Da UV- und Polarisationsmuster für Wirbeltieraugen kaum erkennbar sind, bieten diese speziellen Musterformen eine gute Möglichkeit zur innerartlichen Signalübermittlung, ohne die Aufmerksamkeit der Fressfeinde zu erregen.
Auftriebshilfe
Als Hohlkörper tragen die Schuppen zur Flugfähigkeit bei und verleihen dem Flügelschlag Stabilität.[1][3] Bei Aufwärtsbewegungen der Flügel werden sie auf den Untergrund gepresst und verhalten sich aerodynamisch, aber da sie locker beweglich angebracht sind, üben sie einen zusätzlichen Luftwiderstand bei Abwärtsbewegungen aus, wodurch weniger Muskelarbeit benötigt wird und eine Bremswirkung beim Absenken zu Landemanövern erreicht wird.
Der Verlust großer Teile der Beschuppung kann daher das Flugverhalten und die Flugfähigkeit beeinträchtigen.
Melanin der Schuppen kann als Wärmeabsorber und -speicher dienen und die gespeicherte Sonnenwärme an den Körper abgegeben werden. Dunkle Flügelmuster konnten bei Weißlingen (Pieris) in Relation mit differentieller Körperwärmeverteilung gebracht werden.[26]

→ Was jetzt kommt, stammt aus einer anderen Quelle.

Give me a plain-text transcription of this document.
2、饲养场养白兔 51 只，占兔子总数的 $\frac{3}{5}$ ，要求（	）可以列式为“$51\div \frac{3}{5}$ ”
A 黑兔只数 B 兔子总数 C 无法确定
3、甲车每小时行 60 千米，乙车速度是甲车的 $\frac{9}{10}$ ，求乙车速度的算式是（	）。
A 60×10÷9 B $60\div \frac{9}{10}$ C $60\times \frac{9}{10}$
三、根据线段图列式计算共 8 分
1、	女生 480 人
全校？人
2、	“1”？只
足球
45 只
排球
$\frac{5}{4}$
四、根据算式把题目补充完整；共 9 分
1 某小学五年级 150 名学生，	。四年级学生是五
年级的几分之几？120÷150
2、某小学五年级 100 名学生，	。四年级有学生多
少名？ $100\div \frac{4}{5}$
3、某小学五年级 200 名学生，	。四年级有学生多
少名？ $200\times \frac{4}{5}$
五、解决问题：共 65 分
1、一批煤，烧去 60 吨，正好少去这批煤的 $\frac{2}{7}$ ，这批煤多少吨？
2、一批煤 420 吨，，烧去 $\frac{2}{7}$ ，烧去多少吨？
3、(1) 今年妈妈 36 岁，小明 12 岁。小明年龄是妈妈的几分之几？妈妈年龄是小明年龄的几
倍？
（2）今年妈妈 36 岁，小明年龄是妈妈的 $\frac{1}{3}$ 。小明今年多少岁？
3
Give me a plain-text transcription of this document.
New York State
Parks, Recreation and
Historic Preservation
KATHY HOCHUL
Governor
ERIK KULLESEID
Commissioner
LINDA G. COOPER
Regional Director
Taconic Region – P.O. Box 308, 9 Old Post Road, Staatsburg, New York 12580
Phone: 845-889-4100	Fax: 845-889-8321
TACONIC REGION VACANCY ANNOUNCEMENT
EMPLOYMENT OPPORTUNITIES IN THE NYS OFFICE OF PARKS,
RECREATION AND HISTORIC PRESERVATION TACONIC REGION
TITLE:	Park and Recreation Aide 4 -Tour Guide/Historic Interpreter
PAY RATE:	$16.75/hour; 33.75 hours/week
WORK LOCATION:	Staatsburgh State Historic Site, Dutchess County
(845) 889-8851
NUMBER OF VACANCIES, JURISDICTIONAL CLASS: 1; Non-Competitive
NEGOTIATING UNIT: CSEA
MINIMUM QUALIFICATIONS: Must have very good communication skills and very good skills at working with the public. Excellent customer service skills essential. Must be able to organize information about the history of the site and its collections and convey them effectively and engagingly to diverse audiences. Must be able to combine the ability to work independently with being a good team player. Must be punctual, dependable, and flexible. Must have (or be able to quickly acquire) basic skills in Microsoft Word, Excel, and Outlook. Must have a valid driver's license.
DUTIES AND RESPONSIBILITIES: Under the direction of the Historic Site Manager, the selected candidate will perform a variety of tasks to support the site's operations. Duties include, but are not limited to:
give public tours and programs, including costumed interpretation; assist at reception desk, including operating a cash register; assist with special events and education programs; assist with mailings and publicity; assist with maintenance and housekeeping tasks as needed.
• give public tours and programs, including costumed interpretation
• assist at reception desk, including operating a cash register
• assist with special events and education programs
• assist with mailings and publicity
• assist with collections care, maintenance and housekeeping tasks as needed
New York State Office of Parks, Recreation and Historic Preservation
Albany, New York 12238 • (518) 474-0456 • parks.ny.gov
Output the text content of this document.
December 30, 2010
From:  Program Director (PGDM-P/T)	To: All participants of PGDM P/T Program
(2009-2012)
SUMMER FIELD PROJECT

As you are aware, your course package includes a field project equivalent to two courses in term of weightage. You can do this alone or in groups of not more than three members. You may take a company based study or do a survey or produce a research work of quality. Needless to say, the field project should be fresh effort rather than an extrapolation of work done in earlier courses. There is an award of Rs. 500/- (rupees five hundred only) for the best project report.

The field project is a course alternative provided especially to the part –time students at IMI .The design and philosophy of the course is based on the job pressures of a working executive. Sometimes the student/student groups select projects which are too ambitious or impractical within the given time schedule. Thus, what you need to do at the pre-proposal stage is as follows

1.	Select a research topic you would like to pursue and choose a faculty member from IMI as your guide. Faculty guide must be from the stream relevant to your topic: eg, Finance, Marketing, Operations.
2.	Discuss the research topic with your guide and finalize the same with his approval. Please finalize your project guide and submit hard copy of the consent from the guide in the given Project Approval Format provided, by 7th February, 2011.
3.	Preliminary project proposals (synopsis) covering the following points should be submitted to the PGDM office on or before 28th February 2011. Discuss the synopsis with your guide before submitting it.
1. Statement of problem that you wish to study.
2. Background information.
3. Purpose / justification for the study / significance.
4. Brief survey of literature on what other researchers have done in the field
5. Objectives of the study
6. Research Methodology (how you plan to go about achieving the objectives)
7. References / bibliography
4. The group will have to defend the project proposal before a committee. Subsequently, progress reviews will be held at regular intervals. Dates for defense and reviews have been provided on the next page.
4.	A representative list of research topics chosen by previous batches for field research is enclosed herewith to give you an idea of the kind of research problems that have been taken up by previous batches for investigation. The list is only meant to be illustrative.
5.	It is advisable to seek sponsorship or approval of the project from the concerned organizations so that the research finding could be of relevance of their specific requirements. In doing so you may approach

Taubenschwänzchen nutzen spezielle verlängerte Schuppen, die wie Haarbüschel aussehen und die zur Namensgebung der Tiere beitrugen, zur Aussteuerung ihres kolibrihaften Schwirrflugverhaltens.
Duftschuppen
Viele männliche Coliasarten und Monarchfalter tragen Duftschuppen, welche anderen „normalen“ Schuppen ähneln, aber Pheromone verteilen helfen, um Weibchen anzulocken. Damit die Pheromone nicht durch Flügelschläge verweht und verschwendet werden, sitzen die Duftschuppen auf den Hinterflügeloberseiten an einer Stelle, an der sich Vorder- und Hinterflügel überdecken.[28]
Evolutionäre Entwicklung
Die stammesgeschichtliche Entwicklung der Schmetterlingsschuppen war eine entscheidende Eigenschaft, welche Schmetterlinge von anderen Insekten unterscheidet.[2] Die Schuppen entwickelten sich aus Sinnesborsten der gemeinsamen Insektenvorfahren.[2] Die Schuppen sind z. B. den Sinnesborsten von Drosophilahomolog, entsprechende Gene wurden als homolog charakterisiert.[2] Da auch wenige Köcherfliegen ähnlich beschuppte Flügel tragen, werden die beiden Ordnungen Lepidoptera und Trichoptera auf einen gemeinsamen Vorfahren Amphiesmenoptera zurückgeführt.[29]